Peer mentors (from left to right) Wilsam Morrav, Jovanna Justo, Dhivya Valluvan and Sage Beamon talk in the First Year Experience Space early in the morning before students come in. The FYE program at Sacramento State welcomes first-year students with the help of two mentorship programs through meetings, classes and support.

Anthony Galvan

The First Year Experience at Sacramento State welcomes first-year students with the help of two mentorship programs through meetings, classes and support at the FYE Space located in the University Library.

Peer mentors are assigned to a first-year seminar class and have meetings with students in that class, according to Molly Schuller, a go-to crew mentor.

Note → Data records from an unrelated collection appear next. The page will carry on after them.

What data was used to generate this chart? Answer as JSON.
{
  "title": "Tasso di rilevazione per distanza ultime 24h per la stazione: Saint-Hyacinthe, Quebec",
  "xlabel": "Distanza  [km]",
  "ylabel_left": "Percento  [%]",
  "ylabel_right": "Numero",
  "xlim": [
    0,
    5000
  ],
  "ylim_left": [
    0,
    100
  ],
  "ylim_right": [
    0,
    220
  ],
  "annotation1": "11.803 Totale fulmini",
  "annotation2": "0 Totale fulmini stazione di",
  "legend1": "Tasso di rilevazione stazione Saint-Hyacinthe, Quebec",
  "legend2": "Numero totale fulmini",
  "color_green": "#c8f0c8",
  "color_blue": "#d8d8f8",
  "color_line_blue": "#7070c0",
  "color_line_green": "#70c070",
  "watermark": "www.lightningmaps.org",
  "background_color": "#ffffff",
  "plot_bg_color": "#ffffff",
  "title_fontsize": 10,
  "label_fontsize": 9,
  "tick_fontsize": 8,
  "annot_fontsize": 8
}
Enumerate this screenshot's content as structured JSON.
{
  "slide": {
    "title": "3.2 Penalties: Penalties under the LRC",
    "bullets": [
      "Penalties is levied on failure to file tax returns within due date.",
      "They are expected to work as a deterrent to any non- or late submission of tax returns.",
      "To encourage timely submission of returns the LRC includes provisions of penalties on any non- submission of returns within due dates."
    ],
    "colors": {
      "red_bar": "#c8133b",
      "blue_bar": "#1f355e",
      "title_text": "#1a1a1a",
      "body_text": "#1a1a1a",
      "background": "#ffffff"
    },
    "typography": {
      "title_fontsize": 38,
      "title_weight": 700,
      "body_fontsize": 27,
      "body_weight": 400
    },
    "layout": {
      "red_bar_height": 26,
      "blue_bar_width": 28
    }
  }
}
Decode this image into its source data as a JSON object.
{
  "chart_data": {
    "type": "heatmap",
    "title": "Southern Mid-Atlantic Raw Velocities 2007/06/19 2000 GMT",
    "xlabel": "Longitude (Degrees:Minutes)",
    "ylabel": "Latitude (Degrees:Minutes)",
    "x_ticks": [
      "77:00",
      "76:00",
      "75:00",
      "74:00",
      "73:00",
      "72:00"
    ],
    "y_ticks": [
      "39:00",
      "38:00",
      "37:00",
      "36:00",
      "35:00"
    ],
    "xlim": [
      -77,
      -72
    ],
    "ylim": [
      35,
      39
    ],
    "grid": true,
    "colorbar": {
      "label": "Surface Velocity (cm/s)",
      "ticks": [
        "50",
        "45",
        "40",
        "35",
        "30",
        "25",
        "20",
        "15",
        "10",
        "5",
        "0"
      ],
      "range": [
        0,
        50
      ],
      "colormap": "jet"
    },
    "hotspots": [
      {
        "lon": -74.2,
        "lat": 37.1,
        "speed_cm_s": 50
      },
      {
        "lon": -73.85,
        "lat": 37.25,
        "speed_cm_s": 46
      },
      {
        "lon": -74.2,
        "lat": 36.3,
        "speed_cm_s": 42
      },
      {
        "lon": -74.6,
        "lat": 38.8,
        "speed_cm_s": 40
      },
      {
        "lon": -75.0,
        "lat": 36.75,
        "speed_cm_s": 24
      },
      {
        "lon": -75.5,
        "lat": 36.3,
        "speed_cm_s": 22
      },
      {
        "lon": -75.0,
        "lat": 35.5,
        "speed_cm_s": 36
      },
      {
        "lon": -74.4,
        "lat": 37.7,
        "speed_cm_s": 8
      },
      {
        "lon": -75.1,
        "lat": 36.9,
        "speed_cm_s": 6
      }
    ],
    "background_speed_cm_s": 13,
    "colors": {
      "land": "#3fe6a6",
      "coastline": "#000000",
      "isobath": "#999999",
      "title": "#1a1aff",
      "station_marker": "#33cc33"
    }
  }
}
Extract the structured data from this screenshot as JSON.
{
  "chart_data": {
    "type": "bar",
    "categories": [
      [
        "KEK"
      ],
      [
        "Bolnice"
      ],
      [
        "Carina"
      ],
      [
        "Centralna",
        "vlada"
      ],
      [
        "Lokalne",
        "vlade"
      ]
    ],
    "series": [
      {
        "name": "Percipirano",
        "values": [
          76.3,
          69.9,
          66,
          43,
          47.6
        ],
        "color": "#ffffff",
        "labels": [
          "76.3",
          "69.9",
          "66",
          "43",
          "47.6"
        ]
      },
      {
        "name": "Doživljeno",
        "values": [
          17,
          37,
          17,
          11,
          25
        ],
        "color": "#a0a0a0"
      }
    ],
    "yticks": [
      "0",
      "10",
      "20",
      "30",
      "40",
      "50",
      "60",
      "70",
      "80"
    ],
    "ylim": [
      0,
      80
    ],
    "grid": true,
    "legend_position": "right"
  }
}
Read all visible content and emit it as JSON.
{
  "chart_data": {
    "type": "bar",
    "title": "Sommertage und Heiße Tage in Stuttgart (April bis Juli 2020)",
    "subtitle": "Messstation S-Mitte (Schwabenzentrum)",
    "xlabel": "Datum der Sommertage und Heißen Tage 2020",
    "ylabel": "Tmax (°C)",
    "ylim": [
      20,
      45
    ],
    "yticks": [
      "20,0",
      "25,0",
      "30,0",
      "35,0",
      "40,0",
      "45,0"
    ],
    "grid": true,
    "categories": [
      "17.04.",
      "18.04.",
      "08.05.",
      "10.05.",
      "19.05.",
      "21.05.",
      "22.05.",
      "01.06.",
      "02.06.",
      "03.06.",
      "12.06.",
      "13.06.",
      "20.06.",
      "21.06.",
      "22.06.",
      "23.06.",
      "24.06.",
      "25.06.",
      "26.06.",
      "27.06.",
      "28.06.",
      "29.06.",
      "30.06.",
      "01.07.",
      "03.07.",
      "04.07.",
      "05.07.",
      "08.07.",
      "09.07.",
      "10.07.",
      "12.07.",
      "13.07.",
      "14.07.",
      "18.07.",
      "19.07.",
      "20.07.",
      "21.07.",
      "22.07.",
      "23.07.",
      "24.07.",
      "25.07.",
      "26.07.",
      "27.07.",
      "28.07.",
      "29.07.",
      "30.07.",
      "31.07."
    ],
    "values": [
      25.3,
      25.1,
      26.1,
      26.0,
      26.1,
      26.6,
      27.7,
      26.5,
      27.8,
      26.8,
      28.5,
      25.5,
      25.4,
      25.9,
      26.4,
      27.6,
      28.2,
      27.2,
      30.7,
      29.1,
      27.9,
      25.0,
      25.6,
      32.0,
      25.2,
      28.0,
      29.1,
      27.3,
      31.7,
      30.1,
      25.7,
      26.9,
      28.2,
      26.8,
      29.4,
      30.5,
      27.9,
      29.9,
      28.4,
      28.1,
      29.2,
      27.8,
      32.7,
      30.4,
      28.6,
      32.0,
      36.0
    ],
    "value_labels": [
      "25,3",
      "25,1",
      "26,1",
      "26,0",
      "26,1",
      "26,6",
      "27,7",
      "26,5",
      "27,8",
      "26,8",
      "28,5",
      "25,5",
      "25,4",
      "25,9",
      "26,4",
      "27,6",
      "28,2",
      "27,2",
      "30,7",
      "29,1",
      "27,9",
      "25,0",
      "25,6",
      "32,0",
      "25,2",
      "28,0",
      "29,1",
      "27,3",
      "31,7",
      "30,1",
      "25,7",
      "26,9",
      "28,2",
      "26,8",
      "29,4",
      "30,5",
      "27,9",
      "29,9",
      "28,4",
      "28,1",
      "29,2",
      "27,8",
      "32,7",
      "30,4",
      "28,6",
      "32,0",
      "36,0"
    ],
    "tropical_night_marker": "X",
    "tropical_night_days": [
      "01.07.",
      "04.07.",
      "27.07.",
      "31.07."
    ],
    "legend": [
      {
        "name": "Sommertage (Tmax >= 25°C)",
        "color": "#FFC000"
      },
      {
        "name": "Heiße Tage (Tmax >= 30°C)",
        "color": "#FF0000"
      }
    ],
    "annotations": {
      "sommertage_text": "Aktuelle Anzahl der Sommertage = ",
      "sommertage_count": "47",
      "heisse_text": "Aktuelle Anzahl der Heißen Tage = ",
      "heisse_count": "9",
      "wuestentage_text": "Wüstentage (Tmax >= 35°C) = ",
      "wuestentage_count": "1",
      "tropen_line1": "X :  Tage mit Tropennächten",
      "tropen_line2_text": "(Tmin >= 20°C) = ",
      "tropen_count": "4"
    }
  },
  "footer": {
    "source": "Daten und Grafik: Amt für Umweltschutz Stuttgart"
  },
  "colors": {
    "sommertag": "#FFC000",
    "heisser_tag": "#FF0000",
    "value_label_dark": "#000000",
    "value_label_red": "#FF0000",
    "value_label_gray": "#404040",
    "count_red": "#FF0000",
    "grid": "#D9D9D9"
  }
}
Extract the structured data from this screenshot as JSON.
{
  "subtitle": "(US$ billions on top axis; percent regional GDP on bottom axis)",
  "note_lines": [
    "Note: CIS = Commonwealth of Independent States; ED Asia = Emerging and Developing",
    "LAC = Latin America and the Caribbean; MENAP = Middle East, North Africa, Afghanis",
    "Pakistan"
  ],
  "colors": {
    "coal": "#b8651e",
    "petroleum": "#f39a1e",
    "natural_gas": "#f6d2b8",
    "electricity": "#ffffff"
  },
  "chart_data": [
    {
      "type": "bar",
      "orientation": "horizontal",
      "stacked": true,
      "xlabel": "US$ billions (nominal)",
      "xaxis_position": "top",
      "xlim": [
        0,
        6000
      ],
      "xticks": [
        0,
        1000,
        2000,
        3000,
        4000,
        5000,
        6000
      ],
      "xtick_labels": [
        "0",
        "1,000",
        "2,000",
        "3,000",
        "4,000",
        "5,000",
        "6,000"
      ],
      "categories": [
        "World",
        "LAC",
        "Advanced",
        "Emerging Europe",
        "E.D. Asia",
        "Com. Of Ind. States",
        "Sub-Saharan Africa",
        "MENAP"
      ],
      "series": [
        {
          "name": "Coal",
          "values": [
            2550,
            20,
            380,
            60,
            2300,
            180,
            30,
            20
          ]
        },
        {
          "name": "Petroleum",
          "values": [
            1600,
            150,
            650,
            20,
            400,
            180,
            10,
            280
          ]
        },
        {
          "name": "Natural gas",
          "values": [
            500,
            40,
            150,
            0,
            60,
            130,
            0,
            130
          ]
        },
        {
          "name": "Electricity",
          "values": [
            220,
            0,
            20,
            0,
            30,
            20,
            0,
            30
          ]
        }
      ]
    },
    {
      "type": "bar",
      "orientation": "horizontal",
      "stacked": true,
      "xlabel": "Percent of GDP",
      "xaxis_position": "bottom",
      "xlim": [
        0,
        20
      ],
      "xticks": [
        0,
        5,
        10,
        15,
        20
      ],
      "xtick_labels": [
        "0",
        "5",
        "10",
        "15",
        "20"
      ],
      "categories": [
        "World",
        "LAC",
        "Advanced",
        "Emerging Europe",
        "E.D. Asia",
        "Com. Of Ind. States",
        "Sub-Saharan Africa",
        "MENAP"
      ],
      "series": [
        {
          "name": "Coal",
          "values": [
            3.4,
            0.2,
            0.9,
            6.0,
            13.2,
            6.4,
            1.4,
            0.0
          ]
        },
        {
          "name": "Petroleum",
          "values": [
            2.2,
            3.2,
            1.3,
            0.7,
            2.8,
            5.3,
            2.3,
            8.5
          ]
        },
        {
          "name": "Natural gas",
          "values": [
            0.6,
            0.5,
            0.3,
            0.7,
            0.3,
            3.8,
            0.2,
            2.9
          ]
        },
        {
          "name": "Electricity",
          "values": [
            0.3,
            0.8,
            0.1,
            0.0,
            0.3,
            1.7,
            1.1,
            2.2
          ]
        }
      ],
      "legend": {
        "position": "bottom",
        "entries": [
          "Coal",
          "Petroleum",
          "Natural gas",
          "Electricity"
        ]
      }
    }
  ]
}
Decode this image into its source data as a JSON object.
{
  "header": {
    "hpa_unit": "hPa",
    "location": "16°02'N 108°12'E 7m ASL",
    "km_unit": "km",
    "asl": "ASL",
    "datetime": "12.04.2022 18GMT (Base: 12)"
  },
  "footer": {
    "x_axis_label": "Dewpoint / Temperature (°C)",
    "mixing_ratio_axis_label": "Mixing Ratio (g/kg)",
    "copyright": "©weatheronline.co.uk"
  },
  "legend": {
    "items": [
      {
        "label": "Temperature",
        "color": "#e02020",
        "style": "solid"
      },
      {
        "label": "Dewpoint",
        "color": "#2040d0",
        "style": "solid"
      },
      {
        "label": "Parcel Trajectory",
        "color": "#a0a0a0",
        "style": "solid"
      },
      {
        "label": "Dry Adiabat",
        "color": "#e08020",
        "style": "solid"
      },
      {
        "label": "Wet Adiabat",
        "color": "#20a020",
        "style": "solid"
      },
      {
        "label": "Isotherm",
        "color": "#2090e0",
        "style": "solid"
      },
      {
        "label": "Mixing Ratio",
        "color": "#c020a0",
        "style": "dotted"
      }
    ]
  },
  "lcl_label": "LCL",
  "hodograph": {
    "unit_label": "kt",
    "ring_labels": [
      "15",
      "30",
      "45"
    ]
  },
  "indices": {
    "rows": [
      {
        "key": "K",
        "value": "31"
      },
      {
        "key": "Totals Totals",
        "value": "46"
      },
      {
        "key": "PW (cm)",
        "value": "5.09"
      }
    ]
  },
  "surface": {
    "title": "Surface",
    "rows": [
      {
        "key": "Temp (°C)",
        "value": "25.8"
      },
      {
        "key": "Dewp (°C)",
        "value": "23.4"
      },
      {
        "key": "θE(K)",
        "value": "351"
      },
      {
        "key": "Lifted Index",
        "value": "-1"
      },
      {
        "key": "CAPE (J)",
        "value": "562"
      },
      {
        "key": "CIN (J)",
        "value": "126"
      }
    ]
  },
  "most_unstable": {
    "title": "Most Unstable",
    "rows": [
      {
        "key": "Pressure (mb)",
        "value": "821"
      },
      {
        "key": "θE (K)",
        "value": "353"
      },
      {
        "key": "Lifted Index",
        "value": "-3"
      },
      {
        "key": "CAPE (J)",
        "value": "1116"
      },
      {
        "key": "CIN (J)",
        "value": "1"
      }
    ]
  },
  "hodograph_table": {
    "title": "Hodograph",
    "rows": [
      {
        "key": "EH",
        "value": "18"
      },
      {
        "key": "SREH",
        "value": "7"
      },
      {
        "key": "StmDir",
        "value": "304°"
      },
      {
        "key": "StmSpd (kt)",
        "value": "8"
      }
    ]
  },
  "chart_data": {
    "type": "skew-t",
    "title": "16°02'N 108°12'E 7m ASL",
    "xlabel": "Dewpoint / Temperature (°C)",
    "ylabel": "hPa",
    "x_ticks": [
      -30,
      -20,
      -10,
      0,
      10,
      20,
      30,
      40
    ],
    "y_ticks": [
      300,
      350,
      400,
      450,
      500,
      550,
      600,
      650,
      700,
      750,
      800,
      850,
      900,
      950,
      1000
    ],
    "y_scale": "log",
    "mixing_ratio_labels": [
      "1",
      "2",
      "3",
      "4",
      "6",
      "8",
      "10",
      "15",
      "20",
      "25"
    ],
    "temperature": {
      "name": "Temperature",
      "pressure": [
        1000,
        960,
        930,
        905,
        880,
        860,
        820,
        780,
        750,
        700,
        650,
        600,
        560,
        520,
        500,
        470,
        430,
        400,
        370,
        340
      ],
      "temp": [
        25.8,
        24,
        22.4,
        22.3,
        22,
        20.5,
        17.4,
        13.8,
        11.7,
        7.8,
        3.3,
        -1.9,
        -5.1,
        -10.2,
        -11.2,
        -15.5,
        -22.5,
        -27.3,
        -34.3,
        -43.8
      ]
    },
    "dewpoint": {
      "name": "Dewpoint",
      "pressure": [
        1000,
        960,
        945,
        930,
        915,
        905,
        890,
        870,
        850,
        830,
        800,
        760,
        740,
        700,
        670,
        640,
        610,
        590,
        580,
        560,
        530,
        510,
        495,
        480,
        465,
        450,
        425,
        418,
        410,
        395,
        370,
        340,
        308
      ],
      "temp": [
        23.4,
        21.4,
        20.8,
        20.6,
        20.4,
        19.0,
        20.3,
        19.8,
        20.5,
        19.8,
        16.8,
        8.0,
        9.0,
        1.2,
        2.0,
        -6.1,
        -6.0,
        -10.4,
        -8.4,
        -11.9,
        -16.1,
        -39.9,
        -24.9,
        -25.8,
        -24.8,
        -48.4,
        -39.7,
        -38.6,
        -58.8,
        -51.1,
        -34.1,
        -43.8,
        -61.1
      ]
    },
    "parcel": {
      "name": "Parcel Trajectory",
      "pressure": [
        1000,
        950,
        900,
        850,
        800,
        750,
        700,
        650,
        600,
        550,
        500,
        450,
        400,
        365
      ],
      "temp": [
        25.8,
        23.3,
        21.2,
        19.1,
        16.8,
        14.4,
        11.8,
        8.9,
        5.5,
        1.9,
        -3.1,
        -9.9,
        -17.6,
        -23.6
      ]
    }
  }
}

The go-to crew mentors serve students on a more walk-in basis, Schuller said.

Schuller joined the FYE program earlier this fall semester and said she notices that often times, first-year students struggle the most with finding classes.

“I think there’s just so much stress around making sure you fit [in] all of your requirements,” Schuller said. “Making sure you’re not taking five area D [courses] when you only need two.”

Schuller said that students struggle with the stress of figuring things out quickly, so she helps students calm down and take things one step at a time, and .

Schuller said that she’s been able to connect with students from her own college experience, such as struggling to change majors.

“I think making a personal connection like that with the student and being in a similar situation opens it up for better [a] conversation,” Schuller said.

Anthony Galvan – The State Hornet
Go-to crew member Molly Schuller sitting at one of the front tables in the FYE Space, ready to greet any students walking in.

Jazmin Campos, a Sac State academic success coordinator, has a lot of experience in the FYE program, and was a part of both mentorships before taking on her current position.

Campos said she started as a peer mentor her junior year and then became a go-to crew mentor. She graduated with a degree in psychology and earned her master’s at Sac State in Higher Education Leadership and later returned to coordinate the FYE Space.

When asked why she chose to return to Sac State after earning her degrees, Campos referred to her struggles as a first-year student.

“I think it was the desire to help students that were starting out [and] that were new to campus,” Campos said. “I myself was a first-generation college student. It was really up to me to figure out on my own how it worked, what I wanted to do and how to make the college experience work for me.”

Campos said she usually helps students with their degree planning and helps them find their way around campus, which may be difficult for first-year students to learn right away.

“We usually do a lot of Smart Planner help,” Campos said. “A lot of students are very concerned about getting out in four years, so we try to make a plan that works for them here in the [FYE] Space.

“The other thing we usually help with is navigating campus. It’s kind of a hard campus to navigate in general, so we do have a lot of maps and we circle a lot of locations.”

Anthony Galvan – The State Hornet
A sign with the names of peer mentors and go-to crew mentors in one of the rooms of the FYE Space.

Sage Beamon, a peer mentor, said her peer mentor last fall had a big influence on her making the decision to join the peer mentorship program.

“He was dope, he’s what got me assimilated on campus,” Beamon said. “If I didn’t have him, I wouldn’t have gone to events, I wouldn’t have joined a club, I wouldn’t have done [a lot of] stuff I did, because he was there to tell me about it. When you’re involved, that’s when you feel like a Hornet.”

Beamon said that her close relationship with her students allows for easy conversation between each other.

“I’m a peer mentor, [so] I’m their peer first, and I sort of mentor them,” Beamon said. “We are friends like that, so I talk to them like, ‘What’s going on? What do you like to do? What are you interested in?’ ”

Beamon said it made her feel proud to see her mentees get assimilated into the Hornet community.

“There’s a lot of work with this job, but knowing that a student, even if it’s just one out of a whole class feels more assimilated, I’m like ‘OK, this is cool,’ they’re in it,” Beamon said. “They’re doing what I did, so it’s dope.”